Now, we are fully funded to refine, implement, and evaluate the ActionADE platform software in British Columbia. This phase will include electronic pilot testing, a quantitative evaluation, and a randomized control trial.
Alongside the ActionADE project, we are also conducting other research projects on the factors causing preventable ADEs, the rates and nature of preventable ADEs, and clinical decision tools to screen for patients at high risk of ADEs.
More heads are better than one
Integrated Knowledge Translation
The ActionADE uses an integrated knowledge translation approach to research, meaning we involve knowledge-users throughout the research process to co-produce evidence that is relevant to their needs.

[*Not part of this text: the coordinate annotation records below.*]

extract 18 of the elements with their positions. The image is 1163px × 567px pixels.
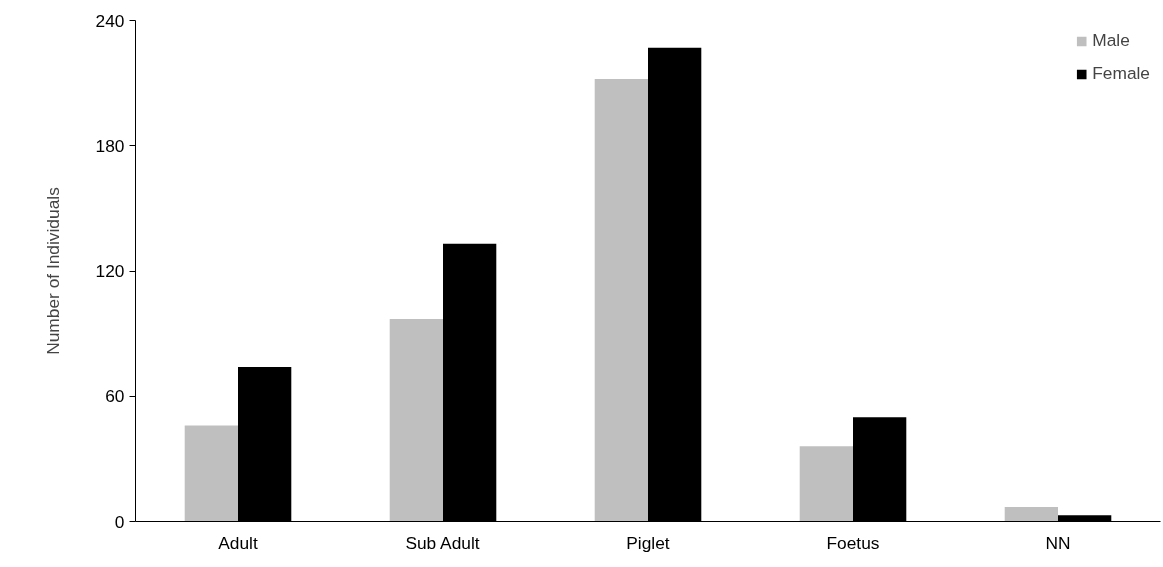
y-tick-label: 60 [105,386,125,407]
y-tick-label: 120 [95,261,125,281]
x-tick-label: Foetus [826,532,880,553]
x-tick-label: Adult [218,532,258,553]
y-axis-title: Number of Individuals [42,186,63,355]
y-tick-label: 240 [95,10,125,31]
x-tick-label: Sub Adult [405,532,480,553]
bar [184,425,238,522]
y-tick-label: 0 [114,511,125,532]
bar [389,319,443,522]
legend-label: Female [1092,63,1150,84]
x-tick-label: Piglet [626,532,670,553]
bar [594,78,648,522]
y-tick-label: 180 [95,135,125,156]
legend-label: Male [1092,30,1130,51]
bar [799,446,853,522]
x-tick-label: NN [1045,532,1071,553]
bar [1004,506,1058,522]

In integrated knowledge translation, researchers and research users work together to shape the research process by collaborating to determine the research questions, decide on the methodology, conduct data collection and tools development, interpret the findings, and help disseminate the research results.1 The central assumption of integrated knowledge translation is that involving knowledge users as partners alongside researchers will lead to research that is more relevant and useful to the knowledge users.2-5 It is meant to cross disciplinary boundaries through collaboration, and transform practice and policy.6
We believe the most effective way to prevent ADE is using integrated knowledge translation to tap into the rich knowledge of stakeholders, and involve them in the research, design, implementation, and evaluation of the Action ADE Platform.

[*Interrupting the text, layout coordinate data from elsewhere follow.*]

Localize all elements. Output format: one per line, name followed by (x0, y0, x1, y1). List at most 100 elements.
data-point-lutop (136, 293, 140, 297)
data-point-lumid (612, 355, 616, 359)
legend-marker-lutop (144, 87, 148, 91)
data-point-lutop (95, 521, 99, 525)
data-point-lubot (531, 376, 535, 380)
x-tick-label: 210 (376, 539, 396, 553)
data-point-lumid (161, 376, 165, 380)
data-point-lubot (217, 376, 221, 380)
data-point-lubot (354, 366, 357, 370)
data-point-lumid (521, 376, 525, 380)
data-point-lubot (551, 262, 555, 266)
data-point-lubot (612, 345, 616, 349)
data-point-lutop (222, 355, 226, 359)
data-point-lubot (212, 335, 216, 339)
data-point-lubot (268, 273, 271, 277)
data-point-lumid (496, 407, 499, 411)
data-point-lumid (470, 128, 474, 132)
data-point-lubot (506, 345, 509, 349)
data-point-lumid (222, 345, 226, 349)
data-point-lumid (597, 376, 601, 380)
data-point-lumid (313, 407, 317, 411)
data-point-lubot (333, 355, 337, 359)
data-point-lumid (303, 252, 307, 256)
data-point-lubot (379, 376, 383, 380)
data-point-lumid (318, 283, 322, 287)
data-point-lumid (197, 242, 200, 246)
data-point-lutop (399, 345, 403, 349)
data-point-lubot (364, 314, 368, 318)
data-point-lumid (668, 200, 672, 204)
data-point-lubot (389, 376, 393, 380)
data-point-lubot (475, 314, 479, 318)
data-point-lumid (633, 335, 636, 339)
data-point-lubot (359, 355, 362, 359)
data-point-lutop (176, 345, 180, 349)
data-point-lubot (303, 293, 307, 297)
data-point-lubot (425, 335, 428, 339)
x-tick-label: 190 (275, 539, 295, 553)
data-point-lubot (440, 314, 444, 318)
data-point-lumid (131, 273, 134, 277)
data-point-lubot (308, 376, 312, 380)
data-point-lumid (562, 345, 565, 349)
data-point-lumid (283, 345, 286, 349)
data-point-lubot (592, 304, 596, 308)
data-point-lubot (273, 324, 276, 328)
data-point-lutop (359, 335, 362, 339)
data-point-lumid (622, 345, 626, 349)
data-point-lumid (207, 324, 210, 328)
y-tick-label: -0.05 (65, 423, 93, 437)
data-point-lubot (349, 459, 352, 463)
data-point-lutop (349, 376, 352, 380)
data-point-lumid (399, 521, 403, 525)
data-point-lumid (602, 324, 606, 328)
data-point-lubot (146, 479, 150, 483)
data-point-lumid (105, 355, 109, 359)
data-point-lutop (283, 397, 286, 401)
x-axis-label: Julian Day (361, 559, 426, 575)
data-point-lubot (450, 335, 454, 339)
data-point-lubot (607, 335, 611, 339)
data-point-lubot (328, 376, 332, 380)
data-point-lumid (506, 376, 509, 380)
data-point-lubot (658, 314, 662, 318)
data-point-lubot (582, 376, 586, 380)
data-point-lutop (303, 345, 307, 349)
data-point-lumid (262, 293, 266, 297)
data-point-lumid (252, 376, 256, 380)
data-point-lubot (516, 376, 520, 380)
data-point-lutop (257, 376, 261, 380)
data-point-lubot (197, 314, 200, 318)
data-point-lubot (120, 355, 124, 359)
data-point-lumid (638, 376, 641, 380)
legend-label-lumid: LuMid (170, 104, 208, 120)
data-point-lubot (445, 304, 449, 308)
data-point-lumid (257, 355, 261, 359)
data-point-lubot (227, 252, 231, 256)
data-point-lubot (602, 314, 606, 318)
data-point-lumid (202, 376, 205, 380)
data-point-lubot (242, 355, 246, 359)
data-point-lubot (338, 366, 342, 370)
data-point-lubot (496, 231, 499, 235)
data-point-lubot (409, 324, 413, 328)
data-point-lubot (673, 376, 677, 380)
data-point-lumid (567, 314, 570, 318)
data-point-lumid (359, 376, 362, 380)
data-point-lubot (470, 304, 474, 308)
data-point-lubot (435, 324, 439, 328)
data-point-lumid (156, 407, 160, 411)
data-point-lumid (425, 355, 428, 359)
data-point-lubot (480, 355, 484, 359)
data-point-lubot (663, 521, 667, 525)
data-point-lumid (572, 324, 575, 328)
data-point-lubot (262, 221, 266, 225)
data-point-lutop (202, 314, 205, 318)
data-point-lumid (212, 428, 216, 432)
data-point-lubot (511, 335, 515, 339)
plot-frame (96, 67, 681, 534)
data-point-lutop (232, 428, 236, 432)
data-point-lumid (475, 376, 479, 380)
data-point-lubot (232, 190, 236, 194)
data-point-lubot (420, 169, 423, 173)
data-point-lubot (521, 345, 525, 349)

Including Patient Insights
Patient Oriented Research
Within this approach, it is vital to also engage patients as partners and focus on patient-identified priorities with the goals of improving patient experiences, health outcomes and the health system.
By conducting patient-oriented research, we hope to:
- Develop and address relevant patient-oriented research questions about ADEs.
- Improve health literacy about ADEs.
- Promote patient participation in medication management decisions, and in identifying and preventing ADEs.
- Empower patients to participate in prioritizing the dissemination of research results to decision-makers.
1. CIHR (2015). Knowledge Translation at CIHR. Retrieved from http://www.cihr-irsc.gc.ca/e/29418.html#2
2. Bowen, S., and P.J. Martens. 2006. A model for collaborative evaluation of university-community partnerships. J Epidemiol Community Health. 60(10):902–7.
3. Lomas, J. 2000. Using ‘linkage and exchange’ to move research into policy at a Canadian foundation. Health Aff (Millwood). 19(3):236–40.
4. Kitson, A., and M. Bisby. 2008. Speeding up the spread: putting KT research into practice and developing an integrated KT collaborative research agenda. Edmonton (AB): Alberta Heritage Foundation for Medical Research.
5. Bartunek, J., J. Trullen, E. Bonet, and A. Sauquet. 2003. Sharing and expanding academic and practitioner knowledge in health care. J Health Serv Res Policy. 8 Suppl 2:62–8.
6. Lapaige, V. “Integrated knowledge translation” for globally oriented public health practitioners and scientists: framing together a sustainable transfrontier knowledge translation vision. J Multidiscip Healthc 2010, 3:33–47.